第15話 藤森高校男子バスケ部監督

「……まず、俺は九条高校を目標にしている。厳密にいうと、河北友だ」

 俺はあえて、その言葉を口に出す。

「中学時代の全国大会で、俺は河北友のチームに負けた。大差だった。全国でトップの選手はこんなものというのを、見せつけられた」

 その河北友と再び対戦することなく、新人大会での事故があって、その後の5年間をだらだらと何もせずに過ごしてきた。

 そのことは、今は忘れる。気を取られていたら、この緊張で息が詰まりそうな場を切り抜けられない。

「先輩の前で失礼かもしれないけど、ここに集まっているのは、二流ばっかだよな」

 俺は同級生や後輩を見渡しながら言う。

「ライバルに強豪校からのスカウトを持っていかれたり、セレクションで最後まで残って残されたり、ぎりぎりで全国大会に行けなかったり、うちに集まっているのは、そんな人ばっかりで、俺もその一人だ」

 その落ちこぼれを、八孝は拾ってくれた。

 俺はひとつ呼吸を置く。

「繰り返す。俺たちは二番手だ。みんな、誰かに負けて悔しかったと思う。だがな、もしそんな俺らが勝ち上がったらどうだ? インターハイやウインターカップに行って、最高の舞台に立ったらどうだ? 負けて悔しかった分の何倍も爽快だろうな」

 途中から、自然と言葉が出るようになった。

 5年間の鬱屈とした気持ちが出ているのか、八孝がそばにいるからか、俺を見ているみんなが色めき立っているからか、あるいはそのすべてか。

 とにかく俺は、奇妙な縁で再び一緒に戦うことになる仲間に声を上げる。

「佐藤監督と一緒に、日本一目指す。そして胸張って卒業するぞ」

 静寂がこの空間を支配する。

 みんな、無言を保っている。応じる声はない。

 俺が理性を取り戻したのは、そのときだ。

 出過ぎたことを言ったか。5年間、何もせず淡々と、無難な日々を過ごしてきたような俺には、似合わない言葉だったか……

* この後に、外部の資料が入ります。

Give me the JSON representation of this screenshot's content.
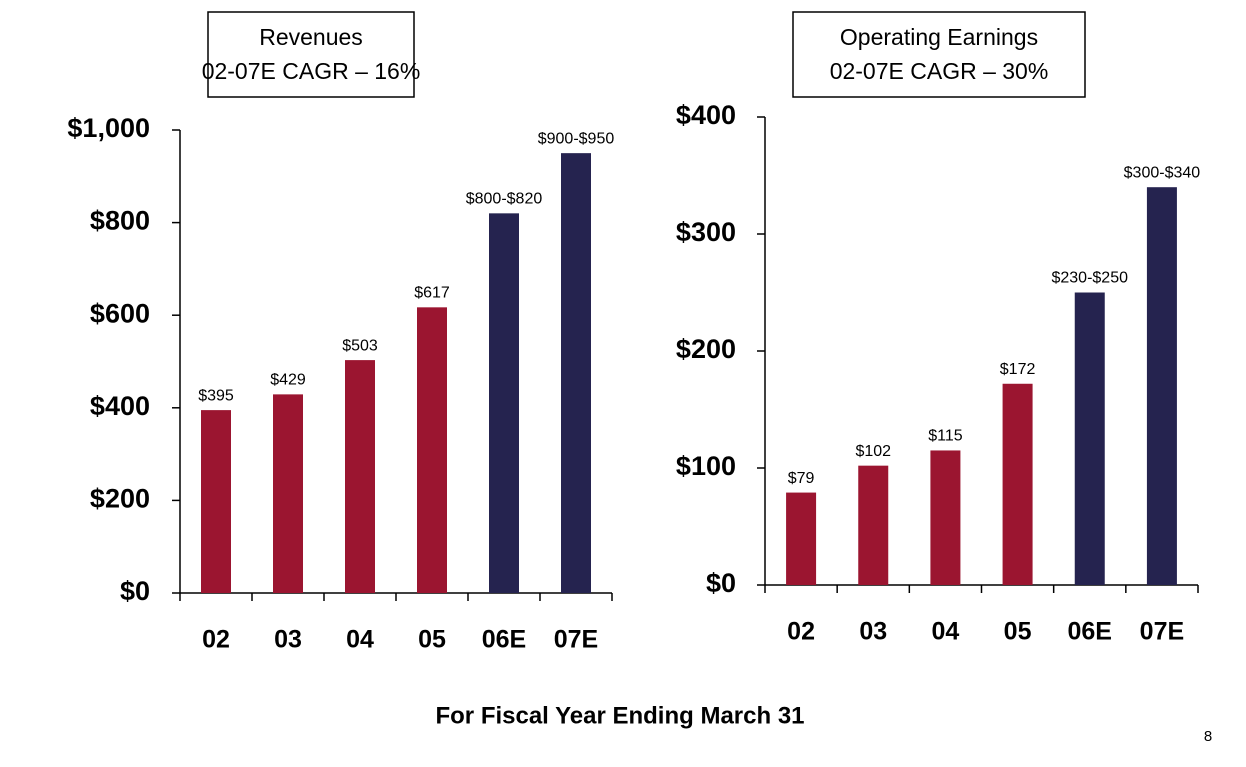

「おっしゃー! 頼むぞ後輩! 俺たちを超えていけ!」

 体育館どころか、外の校舎まで響きそうな声を出したのは、これから卒業する先輩だった。

 日本一どころか、インターハイやウインターカップ出場すらもかなわなかった。それなのに無謀ともいえる目標を掲げ続ける俺や八孝を笑おうともせず。

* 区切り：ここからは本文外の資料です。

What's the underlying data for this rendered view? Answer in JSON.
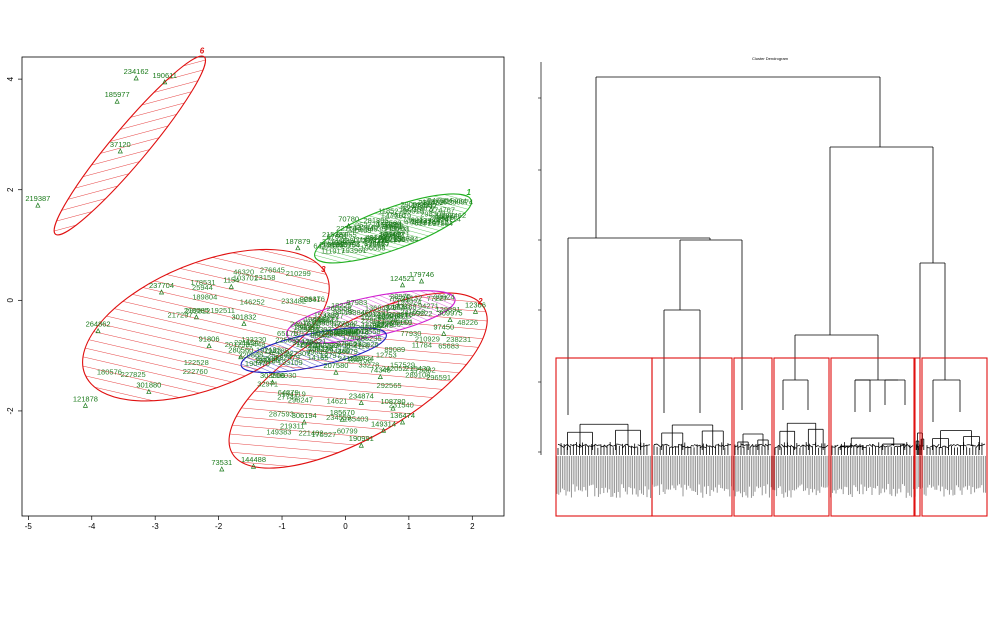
{
  "chart_data": [
    {
      "type": "scatter",
      "title": "",
      "xlabel": "",
      "ylabel": "",
      "xlim": [
        -5.1,
        2.5
      ],
      "ylim": [
        -3.9,
        4.4
      ],
      "x_ticks": [
        "-5",
        "-4",
        "-3",
        "-2",
        "-1",
        "0",
        "1",
        "2"
      ],
      "y_ticks": [
        "-2",
        "0",
        "2",
        "4"
      ],
      "clusters": [
        {
          "id": "1",
          "color": "#22b022",
          "center": [
            0.75,
            1.3
          ],
          "rx": 1.4,
          "ry": 0.35,
          "angle": 20
        },
        {
          "id": "2",
          "color": "#e01010",
          "center": [
            0.2,
            -1.45
          ],
          "rx": 2.45,
          "ry": 0.95,
          "angle": 30
        },
        {
          "id": "3",
          "color": "#e01010",
          "center": [
            -2.2,
            -0.45
          ],
          "rx": 2.2,
          "ry": 1.05,
          "angle": 22
        },
        {
          "id": "4",
          "color": "#d020d0",
          "center": [
            0.4,
            -0.3
          ],
          "rx": 1.45,
          "ry": 0.33,
          "angle": 12
        },
        {
          "id": "5",
          "color": "#2020c0",
          "center": [
            -0.5,
            -0.9
          ],
          "rx": 1.25,
          "ry": 0.28,
          "angle": 12
        },
        {
          "id": "6",
          "color": "#e01010",
          "center": [
            -3.4,
            2.8
          ],
          "rx": 1.95,
          "ry": 0.3,
          "angle": 50
        }
      ],
      "cluster_labels": [
        "1",
        "2",
        "3",
        "6"
      ],
      "points": [
        {
          "label": "234162",
          "x": -3.3,
          "y": 4.02
        },
        {
          "label": "190611",
          "x": -2.85,
          "y": 3.95
        },
        {
          "label": "185977",
          "x": -3.6,
          "y": 3.6
        },
        {
          "label": "37120",
          "x": -3.55,
          "y": 2.7
        },
        {
          "label": "219387",
          "x": -4.85,
          "y": 1.72
        },
        {
          "label": "237704",
          "x": -2.9,
          "y": 0.15
        },
        {
          "label": "187879",
          "x": -0.75,
          "y": 0.95
        },
        {
          "label": "70780",
          "x": 0.05,
          "y": 1.35
        },
        {
          "label": "232452",
          "x": 1.35,
          "y": 1.65
        },
        {
          "label": "1154",
          "x": -1.8,
          "y": 0.25
        },
        {
          "label": "218085",
          "x": -2.35,
          "y": -0.3
        },
        {
          "label": "264862",
          "x": -3.9,
          "y": -0.55
        },
        {
          "label": "91806",
          "x": -2.15,
          "y": -0.82
        },
        {
          "label": "301880",
          "x": -3.1,
          "y": -1.65
        },
        {
          "label": "121878",
          "x": -4.1,
          "y": -1.9
        },
        {
          "label": "301832",
          "x": -1.6,
          "y": -0.42
        },
        {
          "label": "280560",
          "x": -1.65,
          "y": -1.02
        },
        {
          "label": "303506",
          "x": -1.15,
          "y": -1.48
        },
        {
          "label": "207580",
          "x": -0.15,
          "y": -1.3
        },
        {
          "label": "74348",
          "x": 0.55,
          "y": -1.38
        },
        {
          "label": "12366",
          "x": 2.05,
          "y": -0.2
        },
        {
          "label": "179746",
          "x": 1.2,
          "y": 0.35
        },
        {
          "label": "124521",
          "x": 0.9,
          "y": 0.28
        },
        {
          "label": "234874",
          "x": 0.25,
          "y": -1.85
        },
        {
          "label": "306194",
          "x": -0.65,
          "y": -2.2
        },
        {
          "label": "185670",
          "x": -0.05,
          "y": -2.15
        },
        {
          "label": "149314",
          "x": 0.6,
          "y": -2.35
        },
        {
          "label": "136474",
          "x": 0.9,
          "y": -2.2
        },
        {
          "label": "190991",
          "x": 0.25,
          "y": -2.62
        },
        {
          "label": "144488",
          "x": -1.45,
          "y": -3.0
        },
        {
          "label": "73531",
          "x": -1.95,
          "y": -3.05
        },
        {
          "label": "108780",
          "x": 0.75,
          "y": -1.95
        },
        {
          "label": "97450",
          "x": 1.55,
          "y": -0.6
        },
        {
          "label": "309975",
          "x": 1.65,
          "y": -0.35
        }
      ]
    },
    {
      "type": "dendrogram",
      "title": "Cluster Dendrogram",
      "xlabel": "",
      "ylabel": "",
      "cut_boxes": 9
    }
  ]
}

「インハイ出場ならなら沖縄だろうが北海道だろうが応援行くぞ」

「俺は会社休んでも応援行くぞ」

「お前はまず内定もらえ」

「こうまで言ってくれたら安心して卒業できるな」

「九条高校なんかにびびったりすんなよ」

 3年生のみんなが、場の空気を盛り上げる。自分たちが全国大会を目指しているみたいだ。

 そして主役となる2年生や1年生のみんなも、負けていなかった。

「よく言ってくれた! きよぴー!」

 言ったのは、黒田だった。

「俺らもついていくぞ! なあみんな!」

 黒田の声に応じて、「おう!」というみんなの声が響く。

 ――うわあ、最高の気分だな。

 歓声を一斉に浴びて、5年前に戻ってよかったな、とつい思ってしまう。